Launch & Deprecation Policy
Public versioning policy, a written deprecation timeline, a changelog, and a plan for how v2 will land without breaking v1. In writing, not in Slack.
Three Ways to Engage
API work comes in different shapes. Pick the one that matches where you are.
API Design Audit
Two-week review of an existing API: contract, docs, auth, versioning, rate limits, DX. You get a prioritized fix list and a migration plan.
- Contract & consistency review
- DX & docs review
- Prioritized remediation plan
Production API Build
End-to-end build of a new API — contract, server, gateway, docs, sandbox, SDKs, launch plan.
- Fixed-scope, fixed-price
- Typical: 8–16 weeks
- Includes 30-day production warranty
Embedded API Team
A dedicated API squad working alongside your team across multiple surfaces — public, partner, internal.
- API designer + backend + DX lead
- Monthly retainer, scale up/down
- Best for: 3+ months of roadmap
Honest Answers to API Reality Questions
The questions every smart buyer asks before signing. Here's what we tell them.
REST, GraphQL, or gRPC?
REST for most public APIs — integrators know it, every language supports it, caching is easy. GraphQL when clients need flexible, nested reads and you can afford the server complexity. gRPC for internal, service-to-service calls where latency and schema strictness matter more than browser access. We pick after understanding the caller.
How should we version?
URI versioning (/v1, /v2) for public APIs — it's boring, obvious, and easy to route at the gateway. We add non-breaking fields freely, never remove or rename within a major version, and announce deprecations at least six months ahead with a written migration guide.
How do you keep backward compatibility?
Contract tests in CI compare every PR against the live spec and fail the build on breaking changes. Fields are added, never removed. Renames are alias-then-deprecate. The rule is simple: existing clients must keep working on the same major version, period.
How do rate limits work?
Per-API-key, with burst and sustained limits, enforced at the gateway so the backend never gets hit by abuse. Limits are documented, returned in response headers, and visible to integrators on a usage dashboard so they are never surprised.
What about authentication?
OAuth 2.0 / OIDC for user-context calls, API keys (with HMAC signing for webhooks) for server-to-server, mTLS for high-trust partner integrations. We pick based on who is calling and from where. Every scheme gets a worked example in the docs and an SDK helper.
Do you generate SDKs?
Yes, from the OpenAPI or protobuf spec, in at least two languages to start — typically TypeScript and Python. SDKs are versioned alongside the API and published to your package registry. Integrators get types, auth helpers, and retry logic for free.
API keys or OAuth?
API keys when the caller is a server acting as itself. OAuth when the caller is acting on behalf of a user and you need scoped, revocable, user-consented access. Many APIs need both — we design the two to coexist without confusing integrators.
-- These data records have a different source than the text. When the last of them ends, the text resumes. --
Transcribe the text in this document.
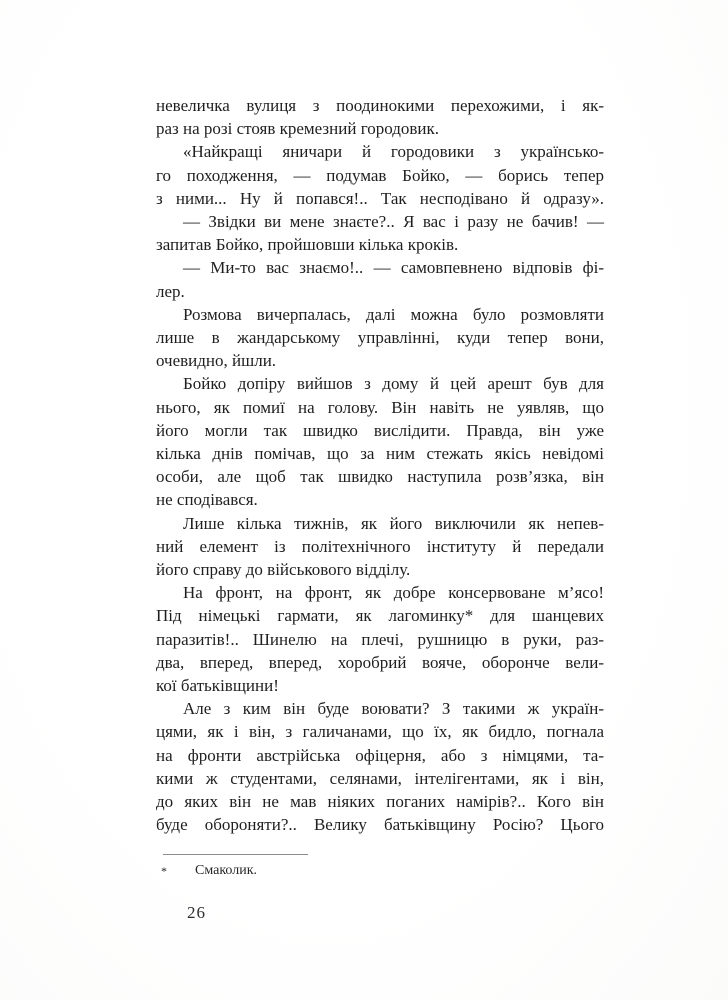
невеличка вулиця з поодинокими перехожими, і як-
раз на розі стояв кремезний городовик.
«Найкращі яничари й городовики з українсько-
го походження, — подумав Бойко, — борись тепер
з ними... Ну й попався!.. Так несподівано й одразу».
— Звідки ви мене знаєте?.. Я вас і разу не бачив! —
запитав Бойко, пройшовши кілька кроків.
— Ми-то вас знаємо!.. — самовпевнено відповів фі-
лер.
Розмова вичерпалась, далі можна було розмовляти
лише в жандарському управлінні, куди тепер вони,
очевидно, йшли.
Бойко допіру вийшов з дому й цей арешт був для
нього, як помиї на голову. Він навіть не уявляв, що
його могли так швидко вислідити. Правда, він уже
кілька днів помічав, що за ним стежать якісь невідомі
особи, але щоб так швидко наступила розв’язка, він
не сподівався.
Лише кілька тижнів, як його виключили як непев-
ний елемент із політехнічного інституту й передали
його справу до військового відділу.
На фронт, на фронт, як добре консервоване м’ясо!
Під німецькі гармати, як лагоминку* для шанцевих
паразитів!.. Шинелю на плечі, рушницю в руки, раз-
два, вперед, вперед, хоробрий вояче, оборонче вели-
кої батьківщини!
Але з ким він буде воювати? З такими ж україн-
цями, як і він, з галичанами, що їх, як бидло, погнала
на фронти австрійська офіцерня, або з німцями, та-
кими ж студентами, селянами, інтелігентами, як і він,
до яких він не мав ніяких поганих намірів?.. Кого він
буде обороняти?.. Велику батьківщину Росію? Цього
* Смаколик.
26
What is your deprecation policy?
Written, public, and boring. New major versions announced with a migration guide. Old versions supported for at least six months after the replacement ships. Deprecation warnings in response headers and the docs. No surprises, no Friday-afternoon breakage.
How do you test the API?
Unit tests on handlers, contract tests against the spec, integration tests against a real database, and a small suite of end-to-end tests that call the API the way an integrator would. Docs examples are also executed in CI so they cannot go stale.
Who owns the API and the contract?
You do. 100%. The spec, the code, the SDKs, the docs site, the gateway config — all yours, in your repo, from day one.